Every time a computer wakes up, it sees the world for the first time. In the first seconds of it’s resurrected life it learns “how to be what you expected it to be” all over again. Not long after those moments of blissful ignorance it discovers what you did to it previously, and the hope, optimism and happiness it had moments earlier is snatched away.
Oh, the parallels I could draw with the real world. Especially after this weekend.
Anyway.
That’s a remarkably early “anyway”, isn’t it?
Wouldn’t it be good if we could pull the plug on a day, and start it again? Or more than a day - a week, a month, a year, several years.
There are no “do-overs” in the real world.
I guess we do have that moment in the morning though - when the real-world comes back online, and we untangle the dream about visiting a house from our childhood that is now somehow haunted. Just me? Just me.
It’s odd though, isn’t it - how it takes a few moments to figure out when and where we are - what was a dream, and what is real. Moment by moment it all unravels and our subconscious starts furiously scribbling a list of all the things others expect us to be getting on with.
I suppose the thing that differentiates us from computers is that in the dead of night - even after the most stressful day - we have the capacity to make sense of colossal quantities of fragmented, chaotic rubbish. Things not said, paths not taken, and the shelves of hopes and dreams set aside for future days.
Our brains expertly evaluate equations that cannot be written. In a world filled with math, measurement and precision, our brains seem to revel in the almost certainly unknowable - happiness, sadness, anger, fear, surprise, disgust, shame, guilt, pride, envy - everything that supposedly makes us “human”.

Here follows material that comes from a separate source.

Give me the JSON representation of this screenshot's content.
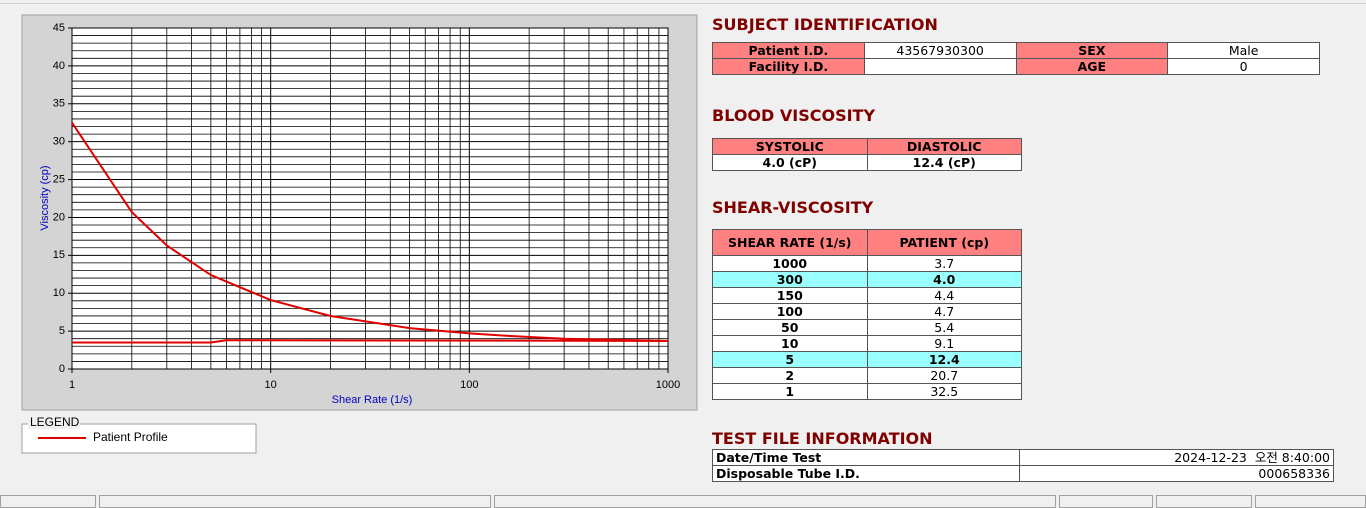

Sitting in the dark of the junk room, bathed by the light of the screen, my brain occasionally comes “online” - bringing thoughts and recollections into focus for a few moments. Sometimes long enough to write them down. It pulls the same stunt at other times too - while walking to the grocery store, or while sitting on the toilet.
Anyway. That’s two anyways in one post. I better stop before the universe falls apart around me.
It’s time for bed.
Time to pull the power from my brain, and trigger the enormous chaotic merry-go-round to begin again.